The Federal Reserve voted against raising its key interest rate, citing concerns with the pace of economic growth in the first quarter of 2017. In keeping with market expectations, the Federal Open Market Committee unanimously agreed to keep its benchmark rate range at 0.75% to 1%. In its statement, the Fed noted the March decline in inflation, excluding energy and food, but said that overall inflation "has been running close" to the central bank's 2% target. In projections released in March, Fed officials indicated two more hikes are on the way, and Wednesday's statement reaffirmed their commitment to raise rates gradually. The President of the Federal Reserve Bank of Cleveland, Loretta Mester, warned against "falling behind" on needed interest-rate hikes and the risk of a recession if we "delay too long in taking the next normalization step." The Fed's next meeting will take place June 13-14 in Washington. Traders in the fed funds futures market are anticipating a 65% chance of a rate hike at the next meeting.

In Other News

  • Harvard is seeking to liquidate $2.5 billion in assets according to Axios. The media outlet notes that the institution will sell about $1 billion of private equity/venture capital positions plus approximately $1.6 billion of real estate holdings. Harvard has hired Cogent Partners to execute the sale in the secondary market.
  • A measure called Assembly Joint Resolution 5, if passed, would empower the Nevada Legislature to oversee the Board of Regents and the state higher education system. The bill addresses concerns that the current system lacks accountability. Provided the resolution passes a series of assembly votes in the next two years, it would require voter approval in 2020 to come into effect.
  • An Obama administration task force overseeing the for-profit college sector, led by the Education Department, has reportedly been dissolved.
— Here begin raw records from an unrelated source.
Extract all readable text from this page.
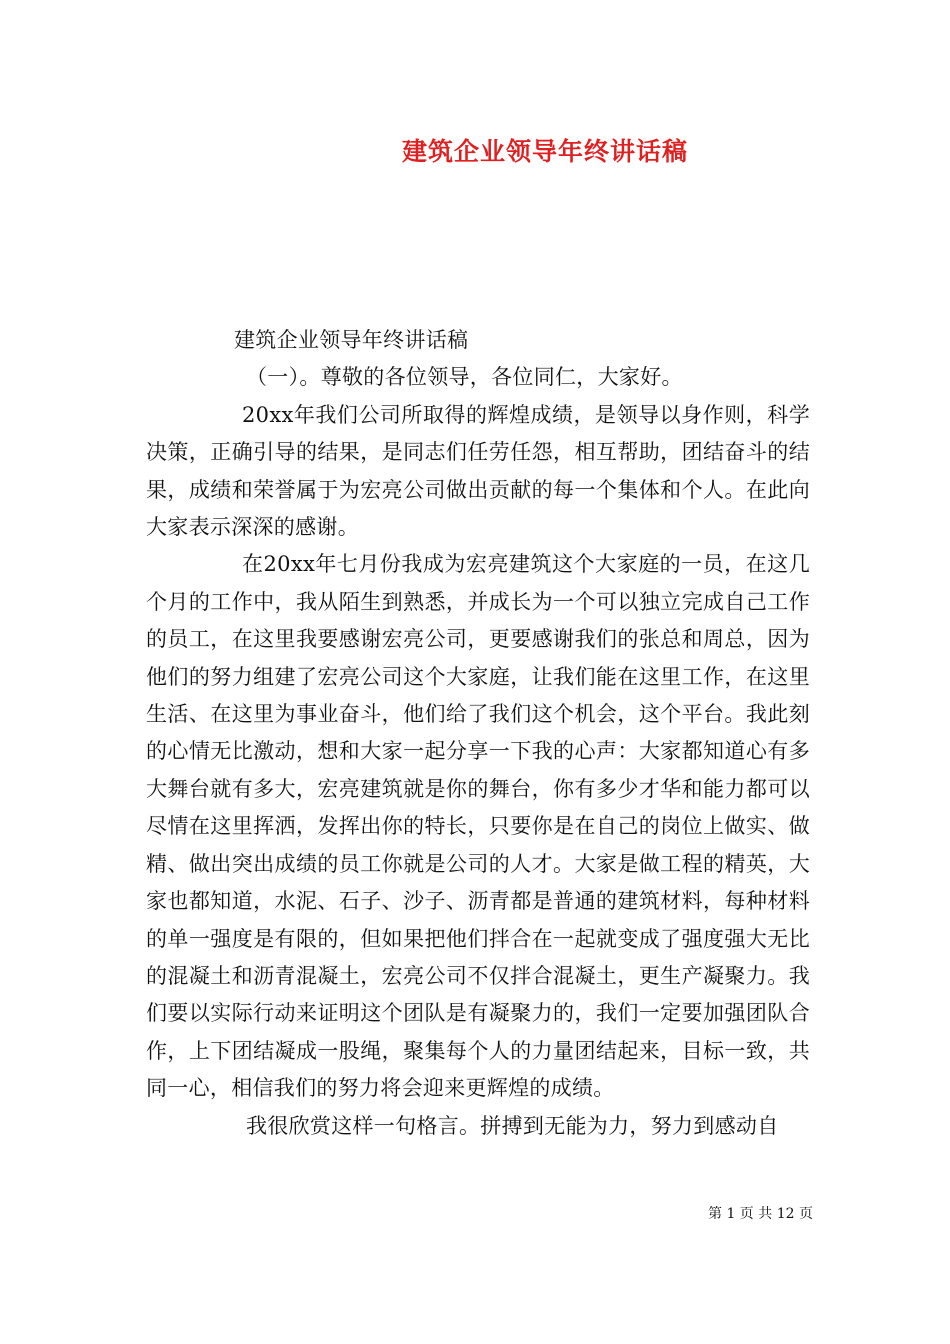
建筑企业领导年终讲话稿

建筑企业领导年终讲话稿

（一）。尊敬的各位领导，各位同仁，大家好。

20xx年我们公司所取得的辉煌成绩，是领导以身作则，科学决策，正确引导的结果，是同志们任劳任怨，相互帮助，团结奋斗的结果，成绩和荣誉属于为宏亮公司做出贡献的每一个集体和个人。在此向大家表示深深的感谢。

在20xx年七月份我成为宏亮建筑这个大家庭的一员，在这几个月的工作中，我从陌生到熟悉，并成长为一个可以独立完成自己工作的员工，在这里我要感谢宏亮公司，更要感谢我们的张总和周总，因为他们的努力组建了宏亮公司这个大家庭，让我们能在这里工作，在这里生活、在这里为事业奋斗，他们给了我们这个机会，这个平台。我此刻的心情无比激动，想和大家一起分享一下我的心声：大家都知道心有多大舞台就有多大，宏亮建筑就是你的舞台，你有多少才华和能力都可以尽情在这里挥洒，发挥出你的特长，只要你是在自己的岗位上做实、做精、做出突出成绩的员工你就是公司的人才。大家是做工程的精英，大家也都知道，水泥、石子、沙子、沥青都是普通的建筑材料，每种材料的单一强度是有限的，但如果把他们拌合在一起就变成了强度强大无比的混凝土和沥青混凝土，宏亮公司不仅拌合混凝土，更生产凝聚力。我们要以实际行动来证明这个团队是有凝聚力的，我们一定要加强团队合作，上下团结凝成一股绳，聚集每个人的力量团结起来，目标一致，共同一心，相信我们的努力将会迎来更辉煌的成绩。

我很欣赏这样一句格言。拼搏到无能为力，努力到感动自

第 1 页 共 12 页
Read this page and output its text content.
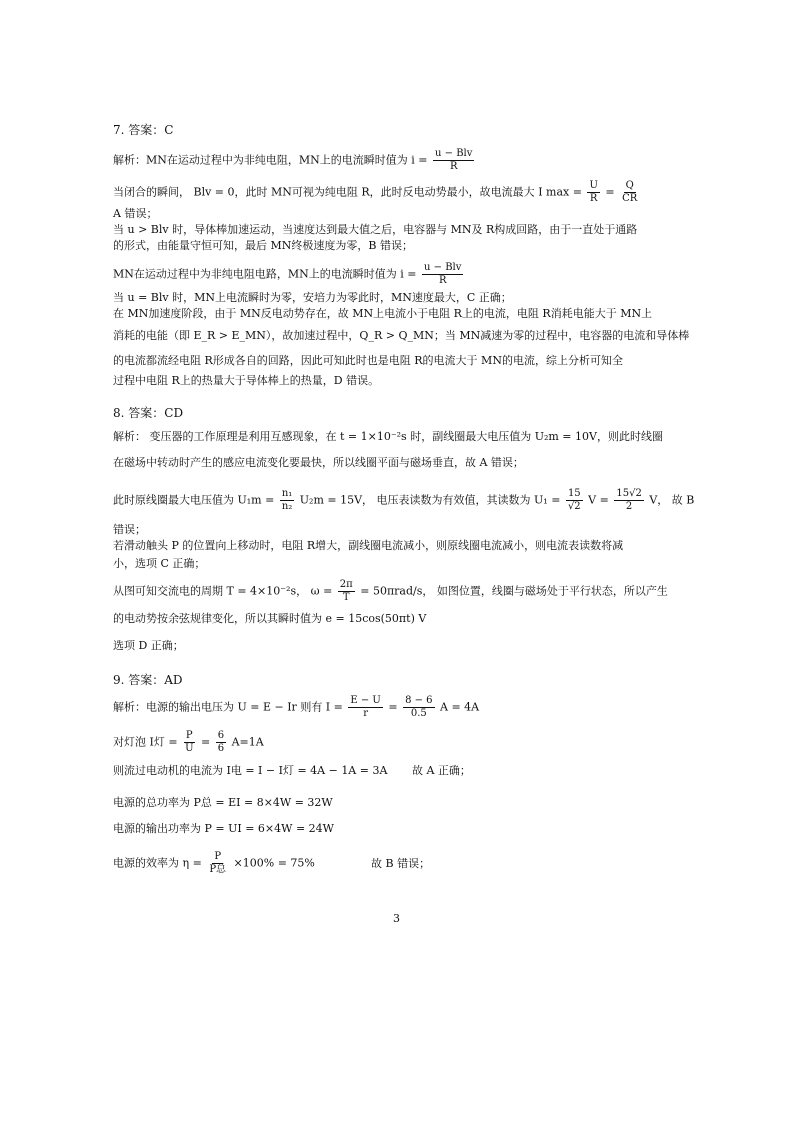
7. 答案：C
解析：MN在运动过程中为非纯电阻，MN上的电流瞬时值为 $i = \frac{\text{u − Blv}}{R}$
当闭合的瞬间， Blv = 0，此时 MN可视为纯电阻 R，此时反电动势最小，故电流最大 I $\max = \frac{U}{R} = \frac{Q}{CR}$
A 错误；
当 u > Blv 时，导体棒加速运动，当速度达到最大值之后，电容器与 MN及 R构成回路，由于一直处于通路
的形式，由能量守恒可知，最后 MN终极速度为零，B 错误；
MN在运动过程中为非纯电阻电路，MN上的电流瞬时值为 $i = \frac{\text{u − Blv}}{R}$
当 u = Blv 时，MN上电流瞬时为零，安培力为零此时，MN速度最大，C 正确；
在 MN加速度阶段，由于 MN反电动势存在，故 MN上电流小于电阻 R上的电流，电阻 R消耗电能大于 MN上
消耗的电能（即 E_R > E_MN），故加速过程中，Q_R > Q_MN；当 MN减速为零的过程中，电容器的电流和导体棒
的电流都流经电阻 R形成各自的回路，因此可知此时也是电阻 R的电流大于 MN的电流，综上分析可知全
过程中电阻 R上的热量大于导体棒上的热量，D 错误。
8. 答案：CD
解析： 变压器的工作原理是利用互感现象，在 t = 1×10⁻²s 时，副线圈最大电压值为 U₂m = 10V，则此时线圈
在磁场中转动时产生的感应电流变化要最快，所以线圈平面与磁场垂直，故 A 错误；
此时原线圈最大电压值为 $U_1m = \frac{\text{n₁}}{\text{n₂}} U_2m = 15V$， 电压表读数为有效值，其读数为 $U_1 = \frac{15}{√2}$ $V = \frac{15√2}{2}$ V， 故 B
错误；
若滑动触头 P 的位置向上移动时，电阻 R增大，副线圈电流减小，则原线圈电流减小，则电流表读数将减
小，选项 C 正确；
从图可知交流电的周期 T = 4×10⁻²s， $\omega = \frac{2\pi}{T} = 50\pi rad/s$， 如图位置，线圈与磁场处于平行状态，所以产生
的电动势按余弦规律变化，所以其瞬时值为 e = 15cos(50πt) V
选项 D 正确；
9. 答案：AD
解析：电源的输出电压为 U = E − Ir 则有 $I = \frac{E - U}{r} = \frac{8 - 6}{0.5}$ A = 4A
对灯泡 I灯 = $\frac{P}{U} = \frac{6}{6} A=1A$
则流过电动机的电流为 I电 = I − I灯 = 4A − 1A = 3A 故 A 正确；
电源的总功率为 P总 = EI = 8×4W = 32W
电源的输出功率为 P = UI = 6×4W = 24W
电源的效率为 $\eta = \frac{P}{\text{P总}} \times 100\% = 75\%$	故 B 错误；
3
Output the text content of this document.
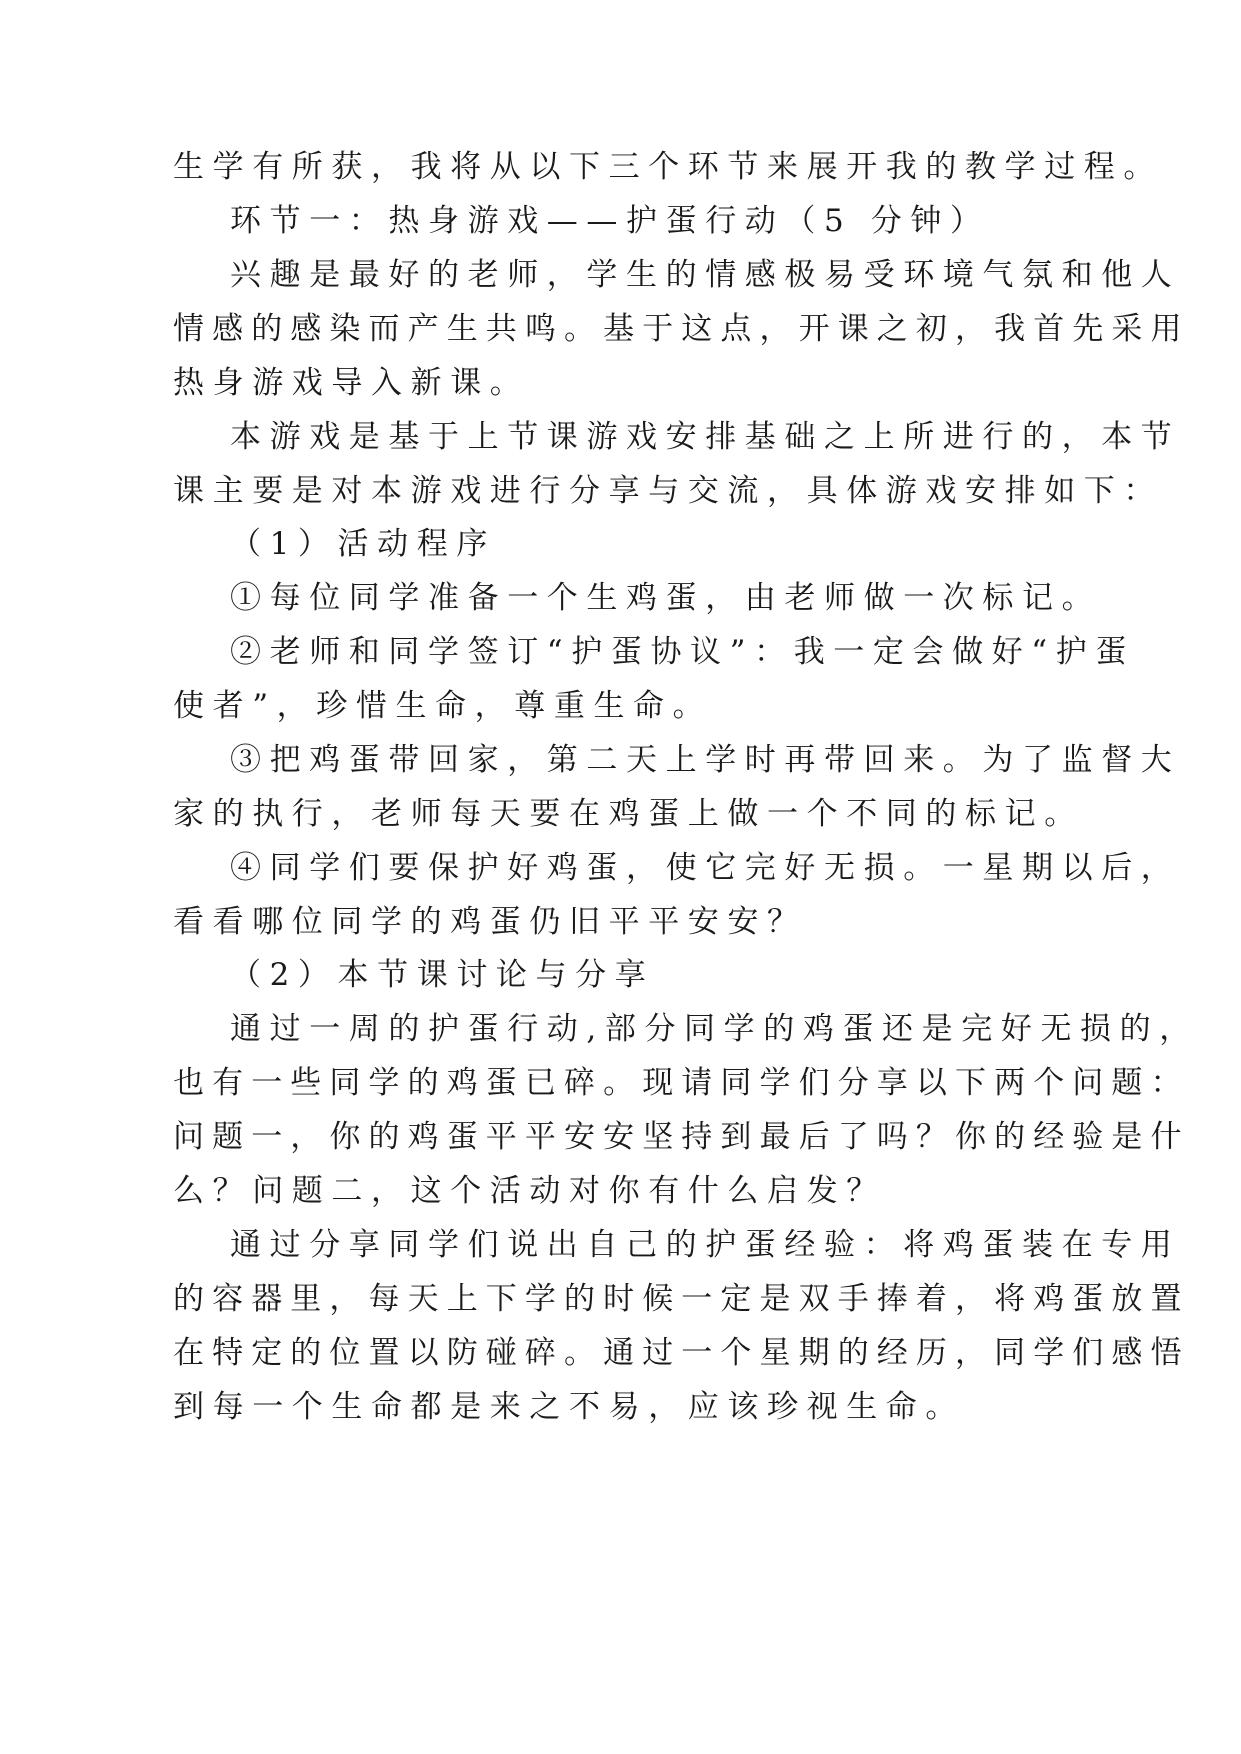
生学有所获，我将从以下三个环节来展开我的教学过程。
环节一：热身游戏——护蛋行动（5 分钟）
兴趣是最好的老师，学生的情感极易受环境气氛和他人
情感的感染而产生共鸣。基于这点，开课之初，我首先采用
热身游戏导入新课。
本游戏是基于上节课游戏安排基础之上所进行的，本节
课主要是对本游戏进行分享与交流，具体游戏安排如下：
（1）活动程序
①每位同学准备一个生鸡蛋，由老师做一次标记。
②老师和同学签订“护蛋协议”：我一定会做好“护蛋
使者”，珍惜生命，尊重生命。
③把鸡蛋带回家，第二天上学时再带回来。为了监督大
家的执行，老师每天要在鸡蛋上做一个不同的标记。
④同学们要保护好鸡蛋，使它完好无损。一星期以后，
看看哪位同学的鸡蛋仍旧平平安安？
（2）本节课讨论与分享
通过一周的护蛋行动,部分同学的鸡蛋还是完好无损的，
也有一些同学的鸡蛋已碎。现请同学们分享以下两个问题：
问题一，你的鸡蛋平平安安坚持到最后了吗？你的经验是什
么？问题二，这个活动对你有什么启发？
通过分享同学们说出自己的护蛋经验：将鸡蛋装在专用
的容器里，每天上下学的时候一定是双手捧着，将鸡蛋放置
在特定的位置以防碰碎。通过一个星期的经历，同学们感悟
到每一个生命都是来之不易，应该珍视生命。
As a result, for-profit and student loan regulation is expected to gradually shift to the states.
  • 2U, an education tech company that partners with colleges such as Northwestern and Yale to deliver degree programs and credit-bearing courses online, announced it is acquiring Cape Town and London based education company GetSmarter for approximately $103 million. The high price signals 2U's belief in the value of expanding into noncredit higher education and into international markets.
  • In recent years, the Department of Education has approved more than 850,000 requests to forgive student debt under the Public Service Loan Forgiveness (PSLF) program. Many higher education groups, however, are concerned that the program may be too expensive to continue.
  • A meeting on Monday brought together biomedical industry leaders and White House officials to discuss the importance of government support for early-stage university research and the necessity of funding the National Institute of Health (NIH).

Rating Agency Update

  • Moody's assigned Aaa to Yale University's Series 2017A Revenue Bonds. The outlook is stable.
  • Moody's assigned A1 to University of South Alabama's Series 2017 University Facilities Revenue Bonds. The outlook is stable.
  • S&P assigned A to Southern New Hampshire University's Series 2017 Revenue Bonds. The outlook is stable.
  • S&P assigned AAA to Yale University's Series 2017A and 2017B Bonds. The outlook is stable.
  • S&P assigned AA- to New York University's Series 2017A Tax-Exempt and 2017B Taxable Revenue Bonds. The outlook is stable.